Mr Arthur argued on 3FM’s Sunrise morning show Tuesday that the move would bolster diversification of State functions.
“Shifting the Company to Takoradi is in order because the oil find is there,” he said, noting the Takoradi Port would also serve a vital transportation purpose for the oil.
“It will also help this country immensely in diversifying the functions of state organization. Especially when the diversification is aimed at making Takoradi a Town that performs a specific diversified function,” he argued.
President Akufo-Addo in the run up to the December 7, 2016 elections promised the headquarters of the Ghana National Petroleum Company to the Western Region where Ghana’s oil is.

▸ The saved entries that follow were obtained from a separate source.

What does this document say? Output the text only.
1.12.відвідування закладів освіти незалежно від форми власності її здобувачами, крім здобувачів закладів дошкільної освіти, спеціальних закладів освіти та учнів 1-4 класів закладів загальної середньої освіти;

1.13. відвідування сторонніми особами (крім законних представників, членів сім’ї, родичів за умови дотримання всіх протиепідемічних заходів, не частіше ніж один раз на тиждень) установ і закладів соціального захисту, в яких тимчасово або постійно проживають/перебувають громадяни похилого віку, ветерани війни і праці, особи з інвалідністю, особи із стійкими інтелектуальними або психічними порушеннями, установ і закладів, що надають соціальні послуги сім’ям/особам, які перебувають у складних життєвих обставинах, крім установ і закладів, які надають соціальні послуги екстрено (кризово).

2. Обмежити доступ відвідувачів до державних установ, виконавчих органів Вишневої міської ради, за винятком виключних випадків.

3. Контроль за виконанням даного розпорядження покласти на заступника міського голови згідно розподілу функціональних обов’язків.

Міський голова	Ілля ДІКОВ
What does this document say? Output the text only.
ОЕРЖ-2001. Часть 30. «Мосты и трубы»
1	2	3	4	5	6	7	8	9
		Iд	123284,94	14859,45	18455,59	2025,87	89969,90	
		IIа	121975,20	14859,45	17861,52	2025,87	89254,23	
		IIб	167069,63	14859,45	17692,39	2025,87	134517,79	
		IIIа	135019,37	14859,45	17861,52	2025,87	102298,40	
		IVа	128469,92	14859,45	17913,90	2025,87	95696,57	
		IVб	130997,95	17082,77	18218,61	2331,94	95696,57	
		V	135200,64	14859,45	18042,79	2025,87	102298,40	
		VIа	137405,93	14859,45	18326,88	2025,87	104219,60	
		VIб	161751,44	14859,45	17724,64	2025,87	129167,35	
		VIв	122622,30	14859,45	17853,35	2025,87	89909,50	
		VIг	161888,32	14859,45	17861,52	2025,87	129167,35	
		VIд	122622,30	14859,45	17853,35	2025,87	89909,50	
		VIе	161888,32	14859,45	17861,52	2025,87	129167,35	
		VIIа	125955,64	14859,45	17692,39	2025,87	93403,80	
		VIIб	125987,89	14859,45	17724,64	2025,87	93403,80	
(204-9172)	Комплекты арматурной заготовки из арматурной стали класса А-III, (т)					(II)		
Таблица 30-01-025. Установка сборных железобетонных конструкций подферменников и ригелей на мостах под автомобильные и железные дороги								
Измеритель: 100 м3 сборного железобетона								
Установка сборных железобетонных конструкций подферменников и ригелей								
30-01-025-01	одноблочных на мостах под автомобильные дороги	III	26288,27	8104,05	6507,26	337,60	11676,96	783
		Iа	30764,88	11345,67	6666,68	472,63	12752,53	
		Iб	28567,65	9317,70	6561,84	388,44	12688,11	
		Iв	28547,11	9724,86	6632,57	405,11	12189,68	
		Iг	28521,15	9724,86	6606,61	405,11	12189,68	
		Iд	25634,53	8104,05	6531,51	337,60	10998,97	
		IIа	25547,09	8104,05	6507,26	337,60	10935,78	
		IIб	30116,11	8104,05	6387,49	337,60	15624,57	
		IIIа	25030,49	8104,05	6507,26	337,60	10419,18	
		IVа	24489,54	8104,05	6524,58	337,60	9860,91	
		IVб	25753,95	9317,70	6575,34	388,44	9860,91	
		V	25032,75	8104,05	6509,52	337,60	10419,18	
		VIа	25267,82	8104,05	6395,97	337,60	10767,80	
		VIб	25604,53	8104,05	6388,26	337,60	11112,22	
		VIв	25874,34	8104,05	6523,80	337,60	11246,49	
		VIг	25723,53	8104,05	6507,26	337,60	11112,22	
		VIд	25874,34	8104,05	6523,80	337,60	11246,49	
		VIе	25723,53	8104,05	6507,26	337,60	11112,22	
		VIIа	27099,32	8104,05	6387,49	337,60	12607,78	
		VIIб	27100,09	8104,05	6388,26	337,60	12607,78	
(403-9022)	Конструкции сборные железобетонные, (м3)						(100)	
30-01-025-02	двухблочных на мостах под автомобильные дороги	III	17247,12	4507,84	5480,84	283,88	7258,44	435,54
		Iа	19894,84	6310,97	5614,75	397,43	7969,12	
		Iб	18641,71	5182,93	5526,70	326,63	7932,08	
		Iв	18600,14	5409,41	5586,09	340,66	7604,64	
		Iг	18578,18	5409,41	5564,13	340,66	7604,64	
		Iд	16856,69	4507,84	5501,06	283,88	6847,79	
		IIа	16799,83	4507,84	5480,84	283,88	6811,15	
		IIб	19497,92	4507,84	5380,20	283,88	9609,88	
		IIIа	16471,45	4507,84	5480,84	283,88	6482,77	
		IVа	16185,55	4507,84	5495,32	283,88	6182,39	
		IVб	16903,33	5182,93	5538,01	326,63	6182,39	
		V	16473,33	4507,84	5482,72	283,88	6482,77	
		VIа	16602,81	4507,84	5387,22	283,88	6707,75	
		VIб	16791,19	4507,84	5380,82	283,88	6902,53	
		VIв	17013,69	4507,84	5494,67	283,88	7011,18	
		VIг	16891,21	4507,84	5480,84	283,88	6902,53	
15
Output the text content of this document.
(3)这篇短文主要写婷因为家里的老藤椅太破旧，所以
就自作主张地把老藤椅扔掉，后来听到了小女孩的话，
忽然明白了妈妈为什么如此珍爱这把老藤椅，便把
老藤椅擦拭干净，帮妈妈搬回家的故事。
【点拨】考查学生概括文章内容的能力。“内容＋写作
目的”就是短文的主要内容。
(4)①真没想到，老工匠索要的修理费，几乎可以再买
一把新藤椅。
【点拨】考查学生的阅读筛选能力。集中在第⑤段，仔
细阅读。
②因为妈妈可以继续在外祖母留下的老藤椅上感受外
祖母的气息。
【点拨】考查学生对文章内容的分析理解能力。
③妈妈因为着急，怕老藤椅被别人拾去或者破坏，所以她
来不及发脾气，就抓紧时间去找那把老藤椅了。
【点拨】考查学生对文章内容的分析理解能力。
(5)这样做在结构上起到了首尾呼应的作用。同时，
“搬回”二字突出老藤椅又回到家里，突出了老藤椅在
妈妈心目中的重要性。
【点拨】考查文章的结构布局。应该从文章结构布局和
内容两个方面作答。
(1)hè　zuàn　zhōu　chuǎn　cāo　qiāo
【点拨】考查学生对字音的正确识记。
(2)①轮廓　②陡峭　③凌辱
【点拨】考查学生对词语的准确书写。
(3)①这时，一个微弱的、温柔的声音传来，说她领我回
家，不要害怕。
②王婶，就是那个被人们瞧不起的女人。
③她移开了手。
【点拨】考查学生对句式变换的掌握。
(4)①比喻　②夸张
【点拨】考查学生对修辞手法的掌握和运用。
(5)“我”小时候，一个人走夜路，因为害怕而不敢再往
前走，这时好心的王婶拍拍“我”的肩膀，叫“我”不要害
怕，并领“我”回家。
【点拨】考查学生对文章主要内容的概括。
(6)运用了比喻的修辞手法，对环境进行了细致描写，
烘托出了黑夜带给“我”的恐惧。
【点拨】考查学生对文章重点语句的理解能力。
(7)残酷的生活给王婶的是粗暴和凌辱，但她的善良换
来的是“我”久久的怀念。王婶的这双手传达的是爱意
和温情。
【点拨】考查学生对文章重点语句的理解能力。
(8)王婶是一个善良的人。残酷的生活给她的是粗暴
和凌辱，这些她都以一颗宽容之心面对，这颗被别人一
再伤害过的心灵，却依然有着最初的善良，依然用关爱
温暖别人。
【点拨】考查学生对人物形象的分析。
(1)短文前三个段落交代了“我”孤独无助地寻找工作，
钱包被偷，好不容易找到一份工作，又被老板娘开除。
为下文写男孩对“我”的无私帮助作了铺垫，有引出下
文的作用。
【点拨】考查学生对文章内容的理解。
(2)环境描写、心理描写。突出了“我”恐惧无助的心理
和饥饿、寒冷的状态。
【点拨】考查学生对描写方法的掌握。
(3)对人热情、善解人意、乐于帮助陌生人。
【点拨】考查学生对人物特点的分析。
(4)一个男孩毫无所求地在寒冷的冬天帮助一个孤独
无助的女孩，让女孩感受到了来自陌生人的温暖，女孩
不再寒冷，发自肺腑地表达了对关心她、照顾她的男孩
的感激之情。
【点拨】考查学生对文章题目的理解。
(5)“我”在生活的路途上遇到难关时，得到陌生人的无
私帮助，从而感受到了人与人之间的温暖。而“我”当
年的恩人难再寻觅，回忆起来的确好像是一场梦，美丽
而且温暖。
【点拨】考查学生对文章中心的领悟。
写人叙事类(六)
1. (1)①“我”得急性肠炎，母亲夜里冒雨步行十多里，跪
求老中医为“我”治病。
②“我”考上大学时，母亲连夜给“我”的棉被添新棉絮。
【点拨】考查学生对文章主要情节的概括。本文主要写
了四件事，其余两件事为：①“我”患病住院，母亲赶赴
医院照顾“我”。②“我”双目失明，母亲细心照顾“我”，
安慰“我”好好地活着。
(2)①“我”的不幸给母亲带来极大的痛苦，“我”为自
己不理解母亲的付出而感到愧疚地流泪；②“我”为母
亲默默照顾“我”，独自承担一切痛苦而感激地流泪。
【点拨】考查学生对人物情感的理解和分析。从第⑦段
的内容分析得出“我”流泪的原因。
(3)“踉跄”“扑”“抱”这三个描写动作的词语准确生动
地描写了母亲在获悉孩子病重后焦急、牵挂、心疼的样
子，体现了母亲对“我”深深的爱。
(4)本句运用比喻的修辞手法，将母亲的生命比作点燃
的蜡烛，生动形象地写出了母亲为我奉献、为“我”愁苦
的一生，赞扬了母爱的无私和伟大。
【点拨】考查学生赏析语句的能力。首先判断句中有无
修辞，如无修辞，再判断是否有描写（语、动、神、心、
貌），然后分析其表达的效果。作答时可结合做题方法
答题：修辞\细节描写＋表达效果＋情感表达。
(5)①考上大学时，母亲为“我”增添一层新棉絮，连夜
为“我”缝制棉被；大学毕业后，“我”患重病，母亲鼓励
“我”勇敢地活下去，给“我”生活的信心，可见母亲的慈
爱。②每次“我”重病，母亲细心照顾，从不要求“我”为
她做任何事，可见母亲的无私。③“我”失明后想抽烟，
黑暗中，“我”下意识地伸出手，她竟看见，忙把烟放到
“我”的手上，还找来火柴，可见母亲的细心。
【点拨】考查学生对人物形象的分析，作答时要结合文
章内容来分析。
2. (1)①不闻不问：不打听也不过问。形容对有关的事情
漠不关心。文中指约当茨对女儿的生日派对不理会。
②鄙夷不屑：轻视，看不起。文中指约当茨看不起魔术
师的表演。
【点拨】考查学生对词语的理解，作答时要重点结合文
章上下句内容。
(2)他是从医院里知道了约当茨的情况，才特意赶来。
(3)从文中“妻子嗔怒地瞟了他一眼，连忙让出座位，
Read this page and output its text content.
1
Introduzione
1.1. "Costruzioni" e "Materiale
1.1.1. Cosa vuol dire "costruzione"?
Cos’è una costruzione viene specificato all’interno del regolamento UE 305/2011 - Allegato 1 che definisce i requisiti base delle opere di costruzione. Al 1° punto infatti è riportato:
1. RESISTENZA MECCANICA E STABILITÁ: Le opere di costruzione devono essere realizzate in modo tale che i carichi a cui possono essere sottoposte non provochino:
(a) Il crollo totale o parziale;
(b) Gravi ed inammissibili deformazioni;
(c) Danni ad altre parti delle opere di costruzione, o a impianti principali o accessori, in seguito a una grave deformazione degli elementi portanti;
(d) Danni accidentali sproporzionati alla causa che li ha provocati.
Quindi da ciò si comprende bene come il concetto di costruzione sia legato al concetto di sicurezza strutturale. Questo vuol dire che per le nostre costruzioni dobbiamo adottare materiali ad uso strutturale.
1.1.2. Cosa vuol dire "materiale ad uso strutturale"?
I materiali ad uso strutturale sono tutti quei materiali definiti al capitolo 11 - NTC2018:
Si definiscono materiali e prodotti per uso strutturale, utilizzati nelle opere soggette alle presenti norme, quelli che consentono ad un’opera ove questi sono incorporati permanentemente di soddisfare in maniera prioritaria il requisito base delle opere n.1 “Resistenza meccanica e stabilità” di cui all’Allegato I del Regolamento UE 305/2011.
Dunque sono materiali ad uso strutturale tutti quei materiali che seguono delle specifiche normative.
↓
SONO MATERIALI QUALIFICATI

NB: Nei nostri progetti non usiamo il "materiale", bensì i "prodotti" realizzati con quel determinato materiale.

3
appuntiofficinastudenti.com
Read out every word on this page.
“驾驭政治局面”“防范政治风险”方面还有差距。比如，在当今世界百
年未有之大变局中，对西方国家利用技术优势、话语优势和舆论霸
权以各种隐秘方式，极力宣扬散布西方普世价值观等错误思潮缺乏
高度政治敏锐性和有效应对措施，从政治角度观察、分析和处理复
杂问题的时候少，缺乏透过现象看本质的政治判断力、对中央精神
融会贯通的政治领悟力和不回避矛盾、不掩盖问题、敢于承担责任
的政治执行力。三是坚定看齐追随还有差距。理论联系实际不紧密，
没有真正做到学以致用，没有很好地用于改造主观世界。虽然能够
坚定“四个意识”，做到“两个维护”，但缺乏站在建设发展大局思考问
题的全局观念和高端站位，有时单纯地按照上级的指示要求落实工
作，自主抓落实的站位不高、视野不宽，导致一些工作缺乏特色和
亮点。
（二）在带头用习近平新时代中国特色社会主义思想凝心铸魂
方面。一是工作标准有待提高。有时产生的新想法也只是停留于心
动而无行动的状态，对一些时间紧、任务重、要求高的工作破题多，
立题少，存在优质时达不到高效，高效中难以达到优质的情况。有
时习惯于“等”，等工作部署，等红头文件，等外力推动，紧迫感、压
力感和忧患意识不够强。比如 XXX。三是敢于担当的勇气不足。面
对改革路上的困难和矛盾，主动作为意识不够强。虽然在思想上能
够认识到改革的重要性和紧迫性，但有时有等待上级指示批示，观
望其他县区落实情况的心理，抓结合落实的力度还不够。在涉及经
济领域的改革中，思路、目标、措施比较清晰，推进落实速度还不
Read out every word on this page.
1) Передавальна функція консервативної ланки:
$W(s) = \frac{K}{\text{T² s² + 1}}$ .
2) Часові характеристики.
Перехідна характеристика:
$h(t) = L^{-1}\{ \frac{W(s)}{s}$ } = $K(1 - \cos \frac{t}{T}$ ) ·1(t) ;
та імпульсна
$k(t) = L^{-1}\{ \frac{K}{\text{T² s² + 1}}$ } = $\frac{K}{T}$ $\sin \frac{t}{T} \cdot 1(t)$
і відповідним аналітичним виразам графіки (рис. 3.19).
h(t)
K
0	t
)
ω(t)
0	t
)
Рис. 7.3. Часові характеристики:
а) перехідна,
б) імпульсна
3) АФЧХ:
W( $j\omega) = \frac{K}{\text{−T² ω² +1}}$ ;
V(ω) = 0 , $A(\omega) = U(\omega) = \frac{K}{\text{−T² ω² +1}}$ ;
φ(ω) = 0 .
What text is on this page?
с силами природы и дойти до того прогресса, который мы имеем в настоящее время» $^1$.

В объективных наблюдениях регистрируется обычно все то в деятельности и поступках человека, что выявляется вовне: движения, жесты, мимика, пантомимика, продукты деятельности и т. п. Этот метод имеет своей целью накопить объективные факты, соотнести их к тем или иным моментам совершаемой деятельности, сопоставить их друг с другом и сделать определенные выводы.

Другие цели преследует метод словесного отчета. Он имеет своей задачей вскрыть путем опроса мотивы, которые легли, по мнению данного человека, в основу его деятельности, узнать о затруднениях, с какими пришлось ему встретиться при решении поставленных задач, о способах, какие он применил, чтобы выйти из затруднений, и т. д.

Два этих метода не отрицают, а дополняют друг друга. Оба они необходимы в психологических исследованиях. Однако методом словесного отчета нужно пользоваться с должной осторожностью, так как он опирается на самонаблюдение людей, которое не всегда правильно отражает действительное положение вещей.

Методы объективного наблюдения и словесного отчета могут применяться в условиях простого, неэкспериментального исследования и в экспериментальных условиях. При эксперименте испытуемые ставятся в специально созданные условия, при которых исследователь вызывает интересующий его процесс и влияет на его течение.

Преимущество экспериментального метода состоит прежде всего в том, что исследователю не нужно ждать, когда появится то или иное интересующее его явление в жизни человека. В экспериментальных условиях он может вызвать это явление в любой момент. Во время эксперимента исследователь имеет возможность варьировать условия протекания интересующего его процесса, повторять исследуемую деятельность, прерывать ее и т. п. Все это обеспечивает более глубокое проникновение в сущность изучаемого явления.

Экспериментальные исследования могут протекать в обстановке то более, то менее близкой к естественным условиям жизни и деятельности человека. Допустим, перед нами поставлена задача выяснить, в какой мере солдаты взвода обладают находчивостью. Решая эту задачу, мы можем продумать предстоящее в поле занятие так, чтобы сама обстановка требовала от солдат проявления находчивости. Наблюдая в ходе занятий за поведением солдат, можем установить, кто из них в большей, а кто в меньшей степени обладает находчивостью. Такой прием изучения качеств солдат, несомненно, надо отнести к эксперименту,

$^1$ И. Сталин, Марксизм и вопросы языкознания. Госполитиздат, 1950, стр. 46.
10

Meanwhile, Mr Arthur wants the move to be backed by deliberate State policy aimed at stimulating economic activity rather than entrenched regional interest.
“It has to be a deliberate State policy aimed at stimulating a particular settlement to perform an important economic activity. Even though GNPC is located in Tema in the Greater Accra region, the fundamental point is that Tema doesn’t have oil yet, though there is regulation on how the oil industry is supposed to be driven”.
Mr Arthur said the argument against the relocation of the GNPC headquarters on the basis that oil will be discovered in other places in the country does not suffice, and cited examples in other jurisdictions to back his point.
He cited Aberdeen in Scotland as the oil capital of the oil industry in that country and Oklahoma as the power Energy capital of the US with Houston performing the oil capital of that country even though they are not the capital cities.
“These cities have subsequently had economic activities build around them for development,” he added.